Last Saturday, Sept. 9, we woke up to a harsh cloud storm which is the norm during these “ber” months. There was the agony of wanting the warmth of my bed as I snuggled under my blanket. Then again, I am confronted with the scheduled plan for the day; I wanted to attend a youth summit with one of my best friends. The indecisiveness started with choosing to stay warm inside or go out armored with flimsy umbrellas. In the end, we chose the latter and I was so glad that we did.
Award-winning journalist Howie Severino was the highlight of the event, at least this was true for Communication graduates like us. Merely being in the same room with him was magical. Sir Howie in the flesh makes our hearts giddy. While he was having his ted-talk moment, we kept shouting “Awww!” followed by resounding claps. My friend called it a “fangirling moment”, to which I definitely agree.

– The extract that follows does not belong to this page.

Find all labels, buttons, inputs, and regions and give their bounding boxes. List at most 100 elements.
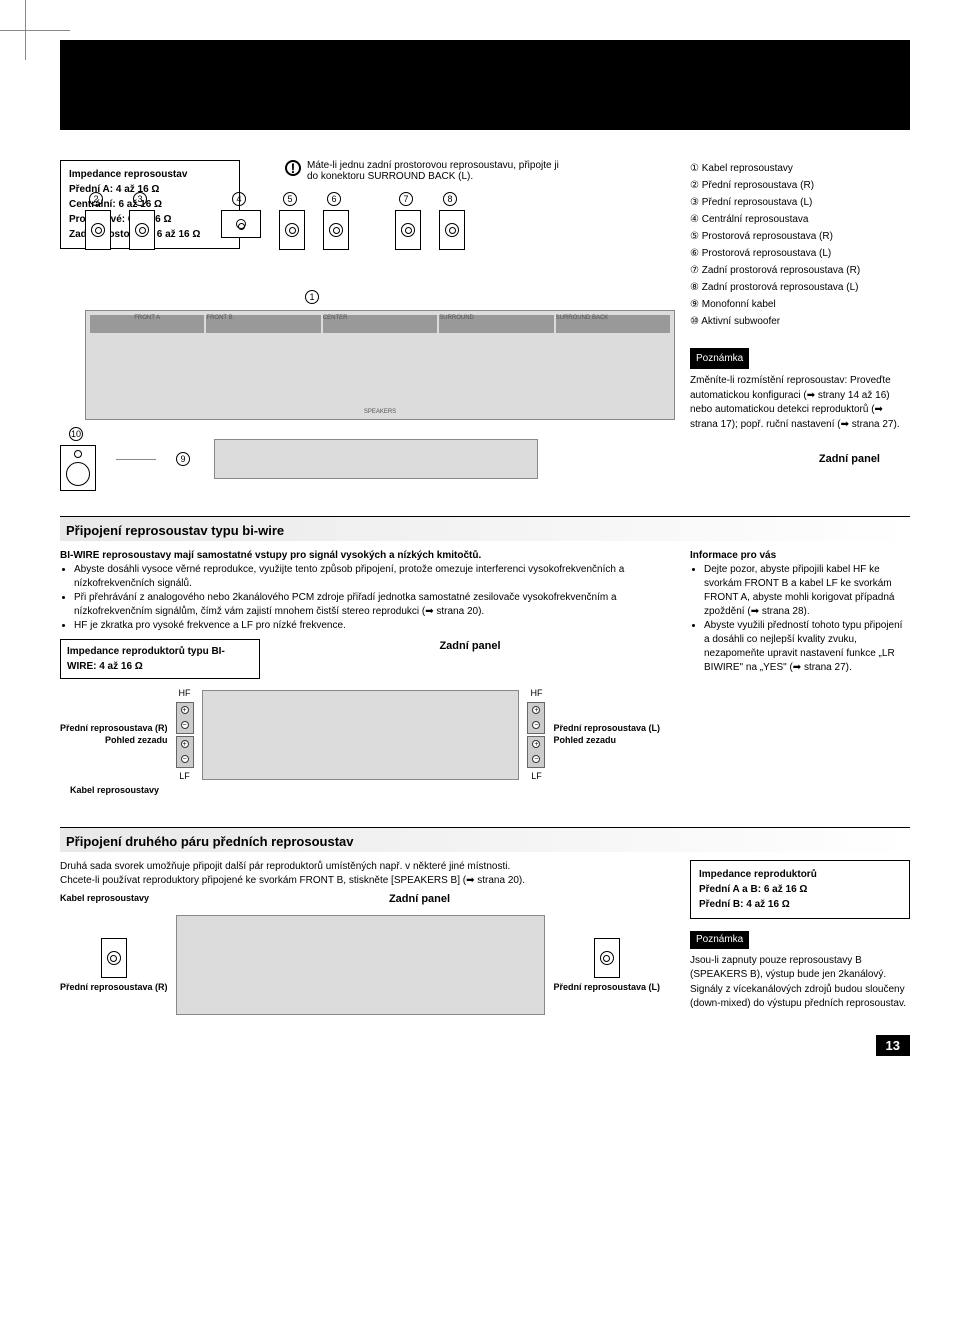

He was scanning the crowd and analyzing his audience as a way to connect. He started by talking about trendy slangs and the differences between each generation. Of course, my fellow Gen Zs at the venue admired how this Martial Law baby was able to create an open and safe engagement by sharing his life’s peaks and valleys. We were automatically exchanging approval looks with my friend in between climactic points.
Among his sagacity, he focused on the idea of knowing the “sweet red spot”. It was a Venn diagram with four overlapping circles. One circle represents the words “You love it” with intersecting nouns “passion and mission”. Another circle encloses the words “The world needs it” sharing the words “mission and vocation”.
The next circle represents “You are paid for” with overlapping words “profession and vocation”. Finally, the other circle read “You are great with it” with intersecting phrases “profession and passion”. All of the four circles coincided in harmony with “the sweet red spot” which simply means one’s purpose in life. Sir Howie, in between his points, said these phrases were clichés. And I thought to myself that they are indeed clichés because they work and Sir Howie was a living proof.
We finished the event and did not lose the chance to take photos with Sir Howie. With the photo, I am reminded of his other point: “Will you be the selfie generation or will you become the greatest generation and turn your camera to the bigger world?”
The cold and foggy Baguio found warmth in a warm-hearted journalist’s talk on that Saturday. I and my friend chose to be part of it as we share the same warmth in what really matters in life.